Monday, June 1, 2009

The Corn Plant (Dragon's Blood)

The corn plant (Dracaena fragrans) in our side yard is in bloom just outside my office balcony--this one is nearly 20 feet tall. Most people buy this plant to grow indoors after being assured by the Home Depot lady that it cannot be killed, only to discover, several weeks later, that the plant is suicidal and singing songs from that Momma Mia movie over and over (only slowly and with a blank stare).

In the nursery (like the picture to the right) the corn plant looks more dead than alive, like some reject from an artificial plant assembly line, little more than a stick chopped off at the top with a flurry of big leaves. Move it to the outside, though, and plant it in partial shade (then leave it alone), and it transforms into a thing of beauty

The genus name Dracaena is the key--these are an exotic group of plants that includes the dragon's blood tree (or Dracula's blood tree, according to the original accounts) discovered on the Canary islands in the 15th century by horrified explorers who described a tree dripping with blood, which is actually a red resin that drips from the tree and that later served as the magical ingredient for varnish used by the early Italian violin makers. Dragon's blood made its way into the Americas as an ink used in voodoo rituals for writing portents, seals and curses onto paper that is then folded away in a dark place.

The Latin Dracaena literally means "she-dragon" and references to dragon's blood can be found in popular literature, including this exchange in a Harry Potter novel, propping up the fabricated rumor that Dracaena resin might be a sort of cure-all (though the blood below is oddly described as greenish):

“You’re not going to eat that, are you, Hagrid?” said Ron, leaning in for a closer look. “It looks poisonous.”
“It’s s’posed ter look like that, it’s dragon meat,” Hagrid said, “An’ I didn’ get it ter eat.”
He picked up the steak and slapped it over the left side of his face. Greenish blood trickled down into his beard as he gave a soft moan of satisfaction.
“Tha’s better. It helps with the stingin’, yeh know.”

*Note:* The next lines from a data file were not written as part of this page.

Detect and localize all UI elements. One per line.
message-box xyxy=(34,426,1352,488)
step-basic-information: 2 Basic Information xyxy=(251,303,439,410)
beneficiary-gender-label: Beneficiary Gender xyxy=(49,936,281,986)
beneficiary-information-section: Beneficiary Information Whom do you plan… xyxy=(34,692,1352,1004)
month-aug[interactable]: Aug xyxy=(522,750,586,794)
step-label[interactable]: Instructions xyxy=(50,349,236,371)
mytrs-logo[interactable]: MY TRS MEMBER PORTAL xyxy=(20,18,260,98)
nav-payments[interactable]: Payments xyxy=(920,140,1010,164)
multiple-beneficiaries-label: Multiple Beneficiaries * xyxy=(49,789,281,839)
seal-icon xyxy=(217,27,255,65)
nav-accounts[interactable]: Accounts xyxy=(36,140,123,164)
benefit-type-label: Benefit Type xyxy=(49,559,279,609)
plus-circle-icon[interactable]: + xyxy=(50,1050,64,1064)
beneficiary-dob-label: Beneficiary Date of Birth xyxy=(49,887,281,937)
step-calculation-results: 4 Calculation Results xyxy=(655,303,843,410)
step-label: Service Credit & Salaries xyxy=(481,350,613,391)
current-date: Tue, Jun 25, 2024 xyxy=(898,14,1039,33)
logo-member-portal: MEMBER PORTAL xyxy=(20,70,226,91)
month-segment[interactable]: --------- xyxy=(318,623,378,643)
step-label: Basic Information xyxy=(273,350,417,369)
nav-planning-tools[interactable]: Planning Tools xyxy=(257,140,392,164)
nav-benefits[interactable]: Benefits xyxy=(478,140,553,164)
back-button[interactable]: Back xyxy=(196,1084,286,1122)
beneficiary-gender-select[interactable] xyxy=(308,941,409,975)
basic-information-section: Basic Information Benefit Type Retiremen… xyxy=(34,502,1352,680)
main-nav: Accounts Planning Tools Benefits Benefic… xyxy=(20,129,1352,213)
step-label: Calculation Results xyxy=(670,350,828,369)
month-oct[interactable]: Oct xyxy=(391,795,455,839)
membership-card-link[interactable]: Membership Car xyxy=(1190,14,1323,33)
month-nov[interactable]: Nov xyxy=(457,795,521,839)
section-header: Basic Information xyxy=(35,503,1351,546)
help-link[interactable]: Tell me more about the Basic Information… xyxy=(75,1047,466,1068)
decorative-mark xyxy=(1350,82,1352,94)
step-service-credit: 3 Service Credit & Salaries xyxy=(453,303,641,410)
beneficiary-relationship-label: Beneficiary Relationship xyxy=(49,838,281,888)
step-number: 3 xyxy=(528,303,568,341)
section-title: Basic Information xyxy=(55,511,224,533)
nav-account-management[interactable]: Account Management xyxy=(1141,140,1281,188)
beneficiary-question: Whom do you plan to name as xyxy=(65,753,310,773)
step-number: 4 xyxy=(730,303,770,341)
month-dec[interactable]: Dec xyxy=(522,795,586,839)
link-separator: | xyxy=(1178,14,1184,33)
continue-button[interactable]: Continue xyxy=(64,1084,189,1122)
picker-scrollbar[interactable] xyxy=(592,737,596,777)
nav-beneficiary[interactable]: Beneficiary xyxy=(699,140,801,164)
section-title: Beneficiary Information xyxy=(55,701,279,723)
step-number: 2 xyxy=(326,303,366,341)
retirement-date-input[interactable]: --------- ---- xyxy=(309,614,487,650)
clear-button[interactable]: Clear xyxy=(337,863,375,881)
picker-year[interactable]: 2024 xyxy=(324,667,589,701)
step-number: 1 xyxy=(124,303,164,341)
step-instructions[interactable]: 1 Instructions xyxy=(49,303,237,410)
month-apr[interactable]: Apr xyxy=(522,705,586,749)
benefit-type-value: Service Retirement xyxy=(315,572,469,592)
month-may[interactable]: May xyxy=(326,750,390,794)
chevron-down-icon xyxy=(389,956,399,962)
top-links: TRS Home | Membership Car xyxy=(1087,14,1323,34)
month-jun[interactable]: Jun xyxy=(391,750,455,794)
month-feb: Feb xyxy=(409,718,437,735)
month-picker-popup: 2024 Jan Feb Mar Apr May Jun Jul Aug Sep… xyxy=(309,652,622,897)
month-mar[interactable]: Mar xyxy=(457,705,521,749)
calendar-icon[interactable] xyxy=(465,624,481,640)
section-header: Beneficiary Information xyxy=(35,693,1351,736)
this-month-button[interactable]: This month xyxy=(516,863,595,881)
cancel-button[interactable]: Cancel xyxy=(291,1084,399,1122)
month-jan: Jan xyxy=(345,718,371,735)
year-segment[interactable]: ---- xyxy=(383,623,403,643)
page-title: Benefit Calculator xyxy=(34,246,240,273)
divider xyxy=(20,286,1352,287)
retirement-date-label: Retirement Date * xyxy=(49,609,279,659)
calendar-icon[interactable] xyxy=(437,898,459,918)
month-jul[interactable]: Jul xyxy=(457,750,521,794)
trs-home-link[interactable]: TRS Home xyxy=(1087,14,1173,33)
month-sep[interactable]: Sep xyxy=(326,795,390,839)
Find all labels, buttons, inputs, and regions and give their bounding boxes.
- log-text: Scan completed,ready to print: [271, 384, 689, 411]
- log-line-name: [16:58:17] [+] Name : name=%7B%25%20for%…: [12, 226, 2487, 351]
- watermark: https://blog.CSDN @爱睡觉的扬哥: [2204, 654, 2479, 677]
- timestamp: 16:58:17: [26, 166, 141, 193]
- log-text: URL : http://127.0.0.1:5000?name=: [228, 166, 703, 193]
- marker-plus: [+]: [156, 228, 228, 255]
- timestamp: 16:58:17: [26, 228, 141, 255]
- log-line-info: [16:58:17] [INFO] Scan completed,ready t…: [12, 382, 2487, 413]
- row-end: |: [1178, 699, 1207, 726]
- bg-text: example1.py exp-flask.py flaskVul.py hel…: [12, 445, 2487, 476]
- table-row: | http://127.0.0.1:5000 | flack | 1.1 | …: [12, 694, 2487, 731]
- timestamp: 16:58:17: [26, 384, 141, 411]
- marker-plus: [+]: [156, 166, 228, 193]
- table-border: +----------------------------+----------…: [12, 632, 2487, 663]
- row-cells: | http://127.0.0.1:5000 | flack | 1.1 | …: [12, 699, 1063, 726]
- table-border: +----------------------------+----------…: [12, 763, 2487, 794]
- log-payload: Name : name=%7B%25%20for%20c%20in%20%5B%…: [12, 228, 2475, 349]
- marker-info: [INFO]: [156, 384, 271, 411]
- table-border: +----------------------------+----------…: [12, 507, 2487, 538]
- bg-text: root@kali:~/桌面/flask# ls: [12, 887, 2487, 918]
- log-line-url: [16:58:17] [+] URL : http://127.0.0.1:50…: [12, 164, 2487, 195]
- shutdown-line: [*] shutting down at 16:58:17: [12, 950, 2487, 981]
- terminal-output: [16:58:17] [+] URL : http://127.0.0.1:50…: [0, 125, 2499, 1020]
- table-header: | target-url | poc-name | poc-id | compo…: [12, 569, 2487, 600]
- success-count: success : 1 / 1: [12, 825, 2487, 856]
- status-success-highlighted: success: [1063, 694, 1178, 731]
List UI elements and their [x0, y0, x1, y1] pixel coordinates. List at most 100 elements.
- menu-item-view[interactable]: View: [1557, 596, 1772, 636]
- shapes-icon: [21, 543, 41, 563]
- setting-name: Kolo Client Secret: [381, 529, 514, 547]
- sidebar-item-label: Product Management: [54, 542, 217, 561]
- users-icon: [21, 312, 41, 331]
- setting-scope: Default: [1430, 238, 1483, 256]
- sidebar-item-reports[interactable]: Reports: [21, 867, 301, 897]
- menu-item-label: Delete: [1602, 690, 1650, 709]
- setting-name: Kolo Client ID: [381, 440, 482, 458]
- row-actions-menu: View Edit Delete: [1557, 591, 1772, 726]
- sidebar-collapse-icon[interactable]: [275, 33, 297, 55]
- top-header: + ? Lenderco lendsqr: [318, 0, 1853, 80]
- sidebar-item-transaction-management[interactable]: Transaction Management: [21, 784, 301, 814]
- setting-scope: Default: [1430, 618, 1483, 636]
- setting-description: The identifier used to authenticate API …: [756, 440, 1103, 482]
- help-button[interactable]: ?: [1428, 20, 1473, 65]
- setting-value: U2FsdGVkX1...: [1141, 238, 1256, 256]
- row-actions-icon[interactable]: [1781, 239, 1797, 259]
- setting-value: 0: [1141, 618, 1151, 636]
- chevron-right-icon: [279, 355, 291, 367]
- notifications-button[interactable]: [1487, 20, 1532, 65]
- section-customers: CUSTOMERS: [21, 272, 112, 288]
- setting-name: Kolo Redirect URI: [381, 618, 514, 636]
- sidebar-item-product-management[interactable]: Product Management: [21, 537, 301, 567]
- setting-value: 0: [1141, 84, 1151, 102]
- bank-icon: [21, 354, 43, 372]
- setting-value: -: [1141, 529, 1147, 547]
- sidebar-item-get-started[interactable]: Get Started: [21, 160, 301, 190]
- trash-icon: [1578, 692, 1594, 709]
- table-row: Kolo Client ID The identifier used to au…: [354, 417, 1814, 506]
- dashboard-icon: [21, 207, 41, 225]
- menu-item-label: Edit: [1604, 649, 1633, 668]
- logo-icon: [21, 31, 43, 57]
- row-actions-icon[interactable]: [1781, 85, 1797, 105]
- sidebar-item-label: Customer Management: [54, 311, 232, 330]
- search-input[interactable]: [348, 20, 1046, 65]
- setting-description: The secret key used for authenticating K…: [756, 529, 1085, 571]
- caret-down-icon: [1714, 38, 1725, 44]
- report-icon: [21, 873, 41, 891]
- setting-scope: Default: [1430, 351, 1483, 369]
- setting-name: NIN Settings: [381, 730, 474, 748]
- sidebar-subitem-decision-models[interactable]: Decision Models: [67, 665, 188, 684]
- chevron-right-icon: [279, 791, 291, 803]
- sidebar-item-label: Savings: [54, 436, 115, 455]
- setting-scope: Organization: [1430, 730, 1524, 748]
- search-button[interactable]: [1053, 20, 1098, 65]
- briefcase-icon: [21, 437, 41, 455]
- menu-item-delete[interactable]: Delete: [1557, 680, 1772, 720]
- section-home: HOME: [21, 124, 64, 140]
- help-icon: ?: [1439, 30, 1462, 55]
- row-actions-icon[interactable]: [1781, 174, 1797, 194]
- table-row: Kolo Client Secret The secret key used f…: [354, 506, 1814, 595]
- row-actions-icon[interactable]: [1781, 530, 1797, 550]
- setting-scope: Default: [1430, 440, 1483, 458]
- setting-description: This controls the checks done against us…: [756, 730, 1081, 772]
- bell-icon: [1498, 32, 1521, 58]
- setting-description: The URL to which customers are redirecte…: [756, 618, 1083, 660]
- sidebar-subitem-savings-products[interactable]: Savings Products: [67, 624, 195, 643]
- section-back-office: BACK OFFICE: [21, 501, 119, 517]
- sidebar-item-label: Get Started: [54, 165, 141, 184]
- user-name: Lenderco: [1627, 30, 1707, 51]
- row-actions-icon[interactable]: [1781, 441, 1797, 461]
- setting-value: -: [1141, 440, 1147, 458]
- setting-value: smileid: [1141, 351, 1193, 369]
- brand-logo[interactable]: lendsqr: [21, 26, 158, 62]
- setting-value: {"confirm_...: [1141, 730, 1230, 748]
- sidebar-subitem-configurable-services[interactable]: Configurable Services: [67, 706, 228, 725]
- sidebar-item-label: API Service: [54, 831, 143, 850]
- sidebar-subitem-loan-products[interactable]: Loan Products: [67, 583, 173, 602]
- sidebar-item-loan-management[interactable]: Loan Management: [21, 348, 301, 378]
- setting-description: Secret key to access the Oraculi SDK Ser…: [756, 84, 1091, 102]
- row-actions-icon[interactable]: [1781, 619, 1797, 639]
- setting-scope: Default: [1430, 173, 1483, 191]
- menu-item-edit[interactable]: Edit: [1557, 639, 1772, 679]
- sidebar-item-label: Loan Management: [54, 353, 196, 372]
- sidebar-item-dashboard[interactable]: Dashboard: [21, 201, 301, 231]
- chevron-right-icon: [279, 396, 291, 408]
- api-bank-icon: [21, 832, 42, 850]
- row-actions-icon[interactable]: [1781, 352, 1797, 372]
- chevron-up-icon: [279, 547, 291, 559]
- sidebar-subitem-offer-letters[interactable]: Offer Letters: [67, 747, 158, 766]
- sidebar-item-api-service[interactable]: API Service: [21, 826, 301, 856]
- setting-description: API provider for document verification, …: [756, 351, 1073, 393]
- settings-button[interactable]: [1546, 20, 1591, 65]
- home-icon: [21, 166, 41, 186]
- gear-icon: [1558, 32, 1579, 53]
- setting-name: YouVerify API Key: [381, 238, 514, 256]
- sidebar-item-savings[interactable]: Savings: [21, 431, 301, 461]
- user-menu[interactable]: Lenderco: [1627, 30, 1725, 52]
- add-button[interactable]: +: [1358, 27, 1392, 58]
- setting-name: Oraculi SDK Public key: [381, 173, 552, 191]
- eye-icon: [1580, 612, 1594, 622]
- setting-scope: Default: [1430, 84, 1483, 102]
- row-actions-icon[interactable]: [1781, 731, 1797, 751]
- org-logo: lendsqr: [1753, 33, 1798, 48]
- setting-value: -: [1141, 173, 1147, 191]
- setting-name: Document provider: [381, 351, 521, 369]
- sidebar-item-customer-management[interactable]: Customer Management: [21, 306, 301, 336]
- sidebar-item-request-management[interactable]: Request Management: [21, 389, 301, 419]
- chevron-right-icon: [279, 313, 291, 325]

But don't be fooled. These blood references all trace back to the vampires and their big-fanged dogs that were once feared and known by the name dragon before they were, as the result of an ancient curse, transformed into trees on the island of Socotra.


  1. Just a note to the vast nationwide readership:

    The United States National Arboretum reccommends zones 10 and 11 for the Corn Plant. This translates to roughly southern Florida, southern Texas and parts of California.

    Look at the charts and don't have your hopes needlessly dashed. I would ask that you sub-tropical folks not flaunt your twenty foot corn plants at the rest of us. Sniff.

  2. Well said, anonymous. We don't do well with the blue spruce down here but keep our chins up anyway.

  3. Ooooooh Fred! You have a vast nationwide readership now. I'm so proud!